Contrairement à ce que pourrait laisser supposer l'échec du Conseil européen des 16 et 17 juin 2005, les principaux points de désaccord (suppression du « chèque » britannique et limitation des dépenses communautaires à 1 % du revenu national brut, ou RNB) 48 ( * ) correspondent pour la France à des enjeux financiers relativement modestes. Ce qui est essentiel en revanche, c'est que, dans tous les cas, le solde net de la France devrait se dégrader en moyenne d'environ 0,2 point de revenu national brut (RNB) en 2008-2013.
1. Les perspectives financières : quelques rappels juridiques
Les perspectives financières résultent d'accords interinstitutionnels entre le Parlement européen, le Conseil et la Commission européenne.
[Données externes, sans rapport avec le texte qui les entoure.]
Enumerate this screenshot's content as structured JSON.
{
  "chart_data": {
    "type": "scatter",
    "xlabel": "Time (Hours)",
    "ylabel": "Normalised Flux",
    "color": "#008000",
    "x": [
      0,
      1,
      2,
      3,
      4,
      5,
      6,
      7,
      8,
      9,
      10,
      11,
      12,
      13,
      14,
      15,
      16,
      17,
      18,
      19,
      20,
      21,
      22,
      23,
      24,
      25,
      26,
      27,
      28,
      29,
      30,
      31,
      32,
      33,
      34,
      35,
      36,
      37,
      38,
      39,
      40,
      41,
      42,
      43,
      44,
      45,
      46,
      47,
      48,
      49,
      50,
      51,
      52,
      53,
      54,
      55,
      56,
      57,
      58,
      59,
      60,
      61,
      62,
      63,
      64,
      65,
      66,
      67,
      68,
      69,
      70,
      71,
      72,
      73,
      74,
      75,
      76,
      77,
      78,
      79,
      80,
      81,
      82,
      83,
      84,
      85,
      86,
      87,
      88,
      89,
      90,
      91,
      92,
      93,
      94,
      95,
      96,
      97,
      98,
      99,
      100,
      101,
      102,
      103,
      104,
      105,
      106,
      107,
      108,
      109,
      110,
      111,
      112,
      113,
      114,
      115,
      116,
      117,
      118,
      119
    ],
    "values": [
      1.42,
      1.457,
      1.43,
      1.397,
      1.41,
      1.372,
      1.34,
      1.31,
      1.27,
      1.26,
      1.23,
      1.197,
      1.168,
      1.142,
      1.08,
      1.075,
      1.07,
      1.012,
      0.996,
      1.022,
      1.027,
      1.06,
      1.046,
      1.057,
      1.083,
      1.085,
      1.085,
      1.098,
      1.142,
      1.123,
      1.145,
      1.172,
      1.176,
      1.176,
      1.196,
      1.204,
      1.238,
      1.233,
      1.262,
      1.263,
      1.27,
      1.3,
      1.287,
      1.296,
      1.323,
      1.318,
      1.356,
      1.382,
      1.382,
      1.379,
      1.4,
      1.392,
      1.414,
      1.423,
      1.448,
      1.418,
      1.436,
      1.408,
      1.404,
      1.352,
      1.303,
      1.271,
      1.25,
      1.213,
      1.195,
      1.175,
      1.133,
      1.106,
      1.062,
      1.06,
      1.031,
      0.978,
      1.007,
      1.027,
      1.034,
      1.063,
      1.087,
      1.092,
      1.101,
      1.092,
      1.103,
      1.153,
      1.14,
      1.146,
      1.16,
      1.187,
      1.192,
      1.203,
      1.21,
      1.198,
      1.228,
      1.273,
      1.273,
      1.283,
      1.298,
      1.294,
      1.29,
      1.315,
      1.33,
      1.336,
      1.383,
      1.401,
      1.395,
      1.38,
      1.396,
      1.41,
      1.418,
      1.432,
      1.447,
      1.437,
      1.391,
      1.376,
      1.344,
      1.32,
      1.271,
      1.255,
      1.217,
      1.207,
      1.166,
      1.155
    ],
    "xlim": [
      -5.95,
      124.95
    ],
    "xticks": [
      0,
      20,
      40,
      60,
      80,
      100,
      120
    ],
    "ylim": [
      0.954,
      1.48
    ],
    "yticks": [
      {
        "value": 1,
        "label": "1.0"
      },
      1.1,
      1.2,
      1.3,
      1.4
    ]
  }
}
Ainsi, les perspectives financières 2000-2006 résultent de l'accord interinstitutionnel du 6 mai 1999 49 ( * ) . A ce jour, trois accords interinstitutionnels de ce type ont été conclus, respectivement en 1988, en 1992 et en 1999 : les perspectives financières 1988-1992 (« paquet Delors I ») ; les perspectives financières 1993-1999 (« paquet Delors II ») ; les perspectives financières 2000-2006.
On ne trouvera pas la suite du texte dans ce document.